President Nicolas Maduro on Friday warned airlines not to limit flights in and out of Venezuela, a day after reports a Colombian airline was reducing services to Caracas amid industry complaints of billions of dollars in unpaid debts.
“Airlines have no excuse to reduce their flights to Venezuela,” Maduro said during a press conference.
“If airlines reduce (flights), I will take severe measures.”
Airlines have struggled to obtain dollars in exchange for the bolivar currency as a result of long-running delays in Venezuela’s 11-year-old currency control system.
The International Air Transport Association this week said that airlines are owed $3.7 billion and that some are considering halting service to Venezuela.
“If an airline leaves the country, it’s not coming back while we are in government,” Maduro said, casting the airlines’ complaints as part of a wider “economic war” against his socialist government by political foes and businesses.

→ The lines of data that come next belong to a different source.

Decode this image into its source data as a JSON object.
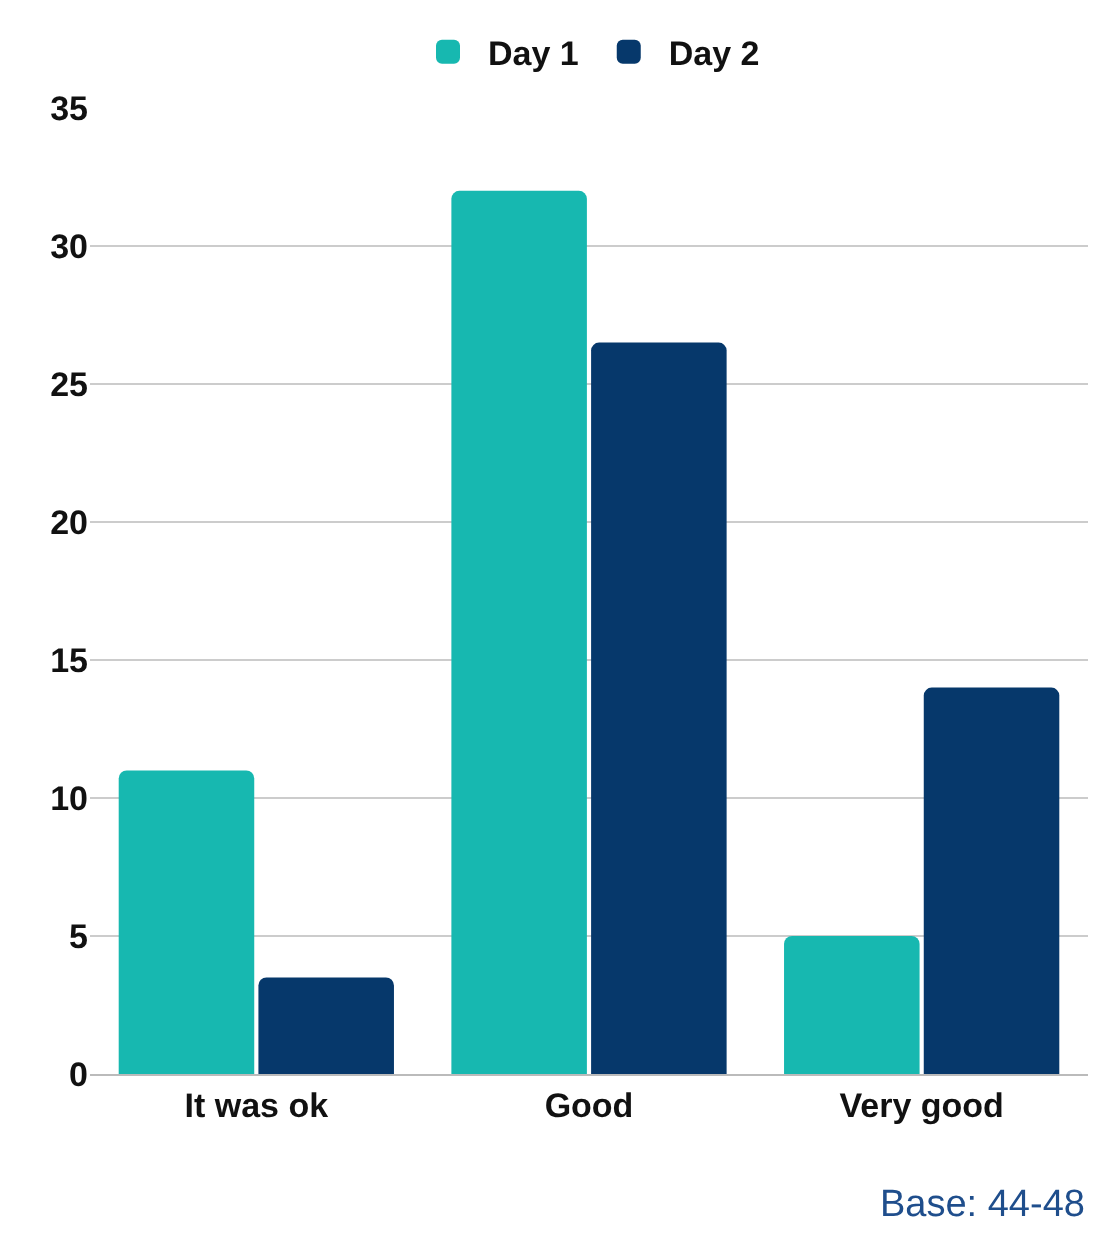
{
  "chart_data": {
    "type": "bar",
    "categories": [
      "It was ok",
      "Good",
      "Very good"
    ],
    "series": [
      {
        "name": "Day 1",
        "color": "#17b8b0",
        "values": [
          11,
          32,
          5
        ]
      },
      {
        "name": "Day 2",
        "color": "#06386b",
        "values": [
          3.5,
          26.5,
          14
        ]
      }
    ],
    "ylim": [
      0,
      35
    ],
    "yticks": [
      0,
      5,
      10,
      15,
      20,
      25,
      30,
      35
    ],
    "grid": "y",
    "legend": "top",
    "annotations": [
      "Base: 44-48"
    ]
  }
}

Maduro also said, however, that his government would pay debts to the airline industry.
Avianca Holdings, operator of Colombia’s biggest airline, on Thursday told travel agents it will cut flights between the countries’ capitals to one a day from three as of March 20.
Avianca will suspend flights between Caracas and San Jose, in Costa Rica, as part of an effort “to match supply to market needs” and reduce the number of seats available between Caracas and Lima, Peru.
The company’s chief executive said that currency controls had made it difficult to bring ticket revenue worth about $300 million out of Venezuela.
German airline Lufthansa said this month its 2013 financial results took a double-digit million euro hit from payment issues in Venezuela.
Maduro said on Friday that various airlines round the world were ready to step in and cover any unfilled routes. “They’re asking for permission to cover flights to Colombia, Panama, Central America and South America,” he said, without giving more details.